The Plant Cell | 2017
Riet De Smet; Ehsan Sabaghian; Zhen Li; Yvan Saeys; Yves Van de Peer
Genes that have been duplicated through whole-genome duplication events show mutual expression patterns in tip-growth tissues and aerial tissues of Arabidopsis thaliana and likely coordinated functional divergence in growth and defense. Gene and genome duplications have been rampant during the evolution of flowering plants. Unlike small-scale gene duplications, whole-genome duplications (WGDs) copy entire pathways or networks, and as such create the unique situation in which such duplicated pathways or networks could evolve novel functionality through the coordinated sub- or neofunctionalization of its constituent genes. Here, we describe a remarkable case of coordinated gene expression divergence following WGDs in Arabidopsis thaliana.
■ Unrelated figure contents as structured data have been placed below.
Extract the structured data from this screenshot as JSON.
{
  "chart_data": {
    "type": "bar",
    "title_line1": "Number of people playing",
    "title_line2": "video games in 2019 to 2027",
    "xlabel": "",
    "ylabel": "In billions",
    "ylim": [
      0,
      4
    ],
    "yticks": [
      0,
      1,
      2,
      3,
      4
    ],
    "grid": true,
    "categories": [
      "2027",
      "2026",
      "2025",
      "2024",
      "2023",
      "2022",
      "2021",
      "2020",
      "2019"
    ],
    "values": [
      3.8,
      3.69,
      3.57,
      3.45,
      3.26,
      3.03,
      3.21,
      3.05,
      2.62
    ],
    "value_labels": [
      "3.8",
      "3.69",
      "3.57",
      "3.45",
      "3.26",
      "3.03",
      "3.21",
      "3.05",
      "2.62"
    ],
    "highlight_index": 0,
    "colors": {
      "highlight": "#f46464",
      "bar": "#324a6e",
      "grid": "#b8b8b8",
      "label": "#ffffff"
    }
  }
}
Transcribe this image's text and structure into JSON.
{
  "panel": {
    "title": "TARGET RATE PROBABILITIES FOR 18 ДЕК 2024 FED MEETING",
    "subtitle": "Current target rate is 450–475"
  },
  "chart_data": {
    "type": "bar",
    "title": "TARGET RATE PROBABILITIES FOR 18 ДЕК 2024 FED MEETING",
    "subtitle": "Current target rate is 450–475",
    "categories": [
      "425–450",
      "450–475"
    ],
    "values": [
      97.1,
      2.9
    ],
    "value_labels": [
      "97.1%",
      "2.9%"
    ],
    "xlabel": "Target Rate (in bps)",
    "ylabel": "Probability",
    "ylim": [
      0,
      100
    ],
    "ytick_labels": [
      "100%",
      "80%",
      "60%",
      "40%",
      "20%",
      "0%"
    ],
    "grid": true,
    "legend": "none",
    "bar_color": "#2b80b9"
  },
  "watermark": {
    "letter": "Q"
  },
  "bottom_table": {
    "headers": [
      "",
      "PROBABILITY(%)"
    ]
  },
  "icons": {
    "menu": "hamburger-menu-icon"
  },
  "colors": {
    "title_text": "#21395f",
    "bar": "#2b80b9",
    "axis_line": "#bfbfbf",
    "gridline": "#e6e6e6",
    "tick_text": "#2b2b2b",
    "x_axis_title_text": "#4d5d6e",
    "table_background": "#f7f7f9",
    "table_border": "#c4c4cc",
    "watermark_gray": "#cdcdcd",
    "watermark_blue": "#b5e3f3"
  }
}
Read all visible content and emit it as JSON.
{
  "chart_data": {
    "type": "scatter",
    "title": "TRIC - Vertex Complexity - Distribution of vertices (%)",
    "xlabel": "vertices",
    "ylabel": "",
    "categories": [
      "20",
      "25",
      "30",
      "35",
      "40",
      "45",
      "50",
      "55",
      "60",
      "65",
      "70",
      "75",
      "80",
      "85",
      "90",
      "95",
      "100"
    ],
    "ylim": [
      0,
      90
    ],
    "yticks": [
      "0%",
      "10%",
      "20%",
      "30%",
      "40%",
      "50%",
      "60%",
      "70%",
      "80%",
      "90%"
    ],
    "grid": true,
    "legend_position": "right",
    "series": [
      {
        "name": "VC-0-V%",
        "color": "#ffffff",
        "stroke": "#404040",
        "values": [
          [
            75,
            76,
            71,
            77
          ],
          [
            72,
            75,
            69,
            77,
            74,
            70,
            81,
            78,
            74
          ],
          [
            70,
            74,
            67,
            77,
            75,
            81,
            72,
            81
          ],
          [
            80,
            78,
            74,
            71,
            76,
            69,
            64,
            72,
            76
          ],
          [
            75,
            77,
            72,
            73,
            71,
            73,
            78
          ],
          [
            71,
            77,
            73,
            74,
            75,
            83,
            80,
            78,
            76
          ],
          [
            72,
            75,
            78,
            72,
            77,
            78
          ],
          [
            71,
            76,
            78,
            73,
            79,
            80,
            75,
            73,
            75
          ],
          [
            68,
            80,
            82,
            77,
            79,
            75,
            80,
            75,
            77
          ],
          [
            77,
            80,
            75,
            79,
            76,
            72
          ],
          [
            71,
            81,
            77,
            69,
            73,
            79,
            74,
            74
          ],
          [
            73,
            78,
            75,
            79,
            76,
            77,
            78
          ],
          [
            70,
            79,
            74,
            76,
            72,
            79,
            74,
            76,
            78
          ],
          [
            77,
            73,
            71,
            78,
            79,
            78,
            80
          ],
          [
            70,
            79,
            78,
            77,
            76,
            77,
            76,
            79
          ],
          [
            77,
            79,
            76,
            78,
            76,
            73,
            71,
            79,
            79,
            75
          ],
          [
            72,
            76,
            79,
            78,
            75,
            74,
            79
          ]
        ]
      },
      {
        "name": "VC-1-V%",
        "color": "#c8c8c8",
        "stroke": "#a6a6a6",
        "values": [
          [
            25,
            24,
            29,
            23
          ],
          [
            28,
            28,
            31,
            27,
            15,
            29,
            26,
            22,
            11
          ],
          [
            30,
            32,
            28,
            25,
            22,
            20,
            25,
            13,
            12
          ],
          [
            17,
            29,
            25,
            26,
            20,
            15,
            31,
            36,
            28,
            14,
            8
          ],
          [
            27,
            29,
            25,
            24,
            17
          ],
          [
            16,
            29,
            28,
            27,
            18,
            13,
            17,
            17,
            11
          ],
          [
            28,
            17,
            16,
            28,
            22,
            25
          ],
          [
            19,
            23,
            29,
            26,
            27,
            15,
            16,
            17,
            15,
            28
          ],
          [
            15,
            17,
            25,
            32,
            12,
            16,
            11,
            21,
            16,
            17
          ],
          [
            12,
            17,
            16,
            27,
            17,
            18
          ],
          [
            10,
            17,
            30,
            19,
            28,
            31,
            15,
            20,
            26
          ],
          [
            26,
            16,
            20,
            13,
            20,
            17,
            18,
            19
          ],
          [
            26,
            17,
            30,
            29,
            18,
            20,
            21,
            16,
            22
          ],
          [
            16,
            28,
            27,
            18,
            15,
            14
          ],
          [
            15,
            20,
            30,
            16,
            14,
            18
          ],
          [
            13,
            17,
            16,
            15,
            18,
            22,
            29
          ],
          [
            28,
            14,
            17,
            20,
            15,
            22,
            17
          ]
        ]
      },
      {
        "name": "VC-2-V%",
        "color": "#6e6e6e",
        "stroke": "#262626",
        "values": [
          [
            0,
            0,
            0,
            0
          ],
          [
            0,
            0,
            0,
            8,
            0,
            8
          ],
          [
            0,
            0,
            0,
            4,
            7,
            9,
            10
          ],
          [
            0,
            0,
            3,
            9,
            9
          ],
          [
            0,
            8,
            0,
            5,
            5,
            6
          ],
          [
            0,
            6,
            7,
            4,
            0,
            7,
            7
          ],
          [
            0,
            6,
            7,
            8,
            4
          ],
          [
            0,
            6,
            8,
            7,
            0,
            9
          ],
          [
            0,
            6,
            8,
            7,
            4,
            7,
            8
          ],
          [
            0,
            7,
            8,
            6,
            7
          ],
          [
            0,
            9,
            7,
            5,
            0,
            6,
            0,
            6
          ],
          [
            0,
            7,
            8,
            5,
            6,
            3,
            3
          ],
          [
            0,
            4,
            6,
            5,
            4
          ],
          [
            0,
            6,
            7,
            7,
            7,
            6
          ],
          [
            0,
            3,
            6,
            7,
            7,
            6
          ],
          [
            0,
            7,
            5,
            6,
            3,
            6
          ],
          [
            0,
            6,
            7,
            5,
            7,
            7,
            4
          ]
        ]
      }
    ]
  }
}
We identified a set of 92 homoeologous gene pairs that all show a similar pattern of tissue-specific gene expression divergence following WGD, with one homoeolog showing predominant expression in aerial tissues and the other homoeolog showing biased expression in tip-growth tissues. We provide evidence that this pattern of gene expression divergence seems to involve genes with a role in cell polarity and that likely function in the maintenance of cell wall integrity. Following WGD, many of these duplicated genes evolved separate functions through subfunctionalization in growth/development and stress response. Uncoupling these processes through genome duplications likely provided important adaptations with respect to growth and morphogenesis and defense against biotic and abiotic stress.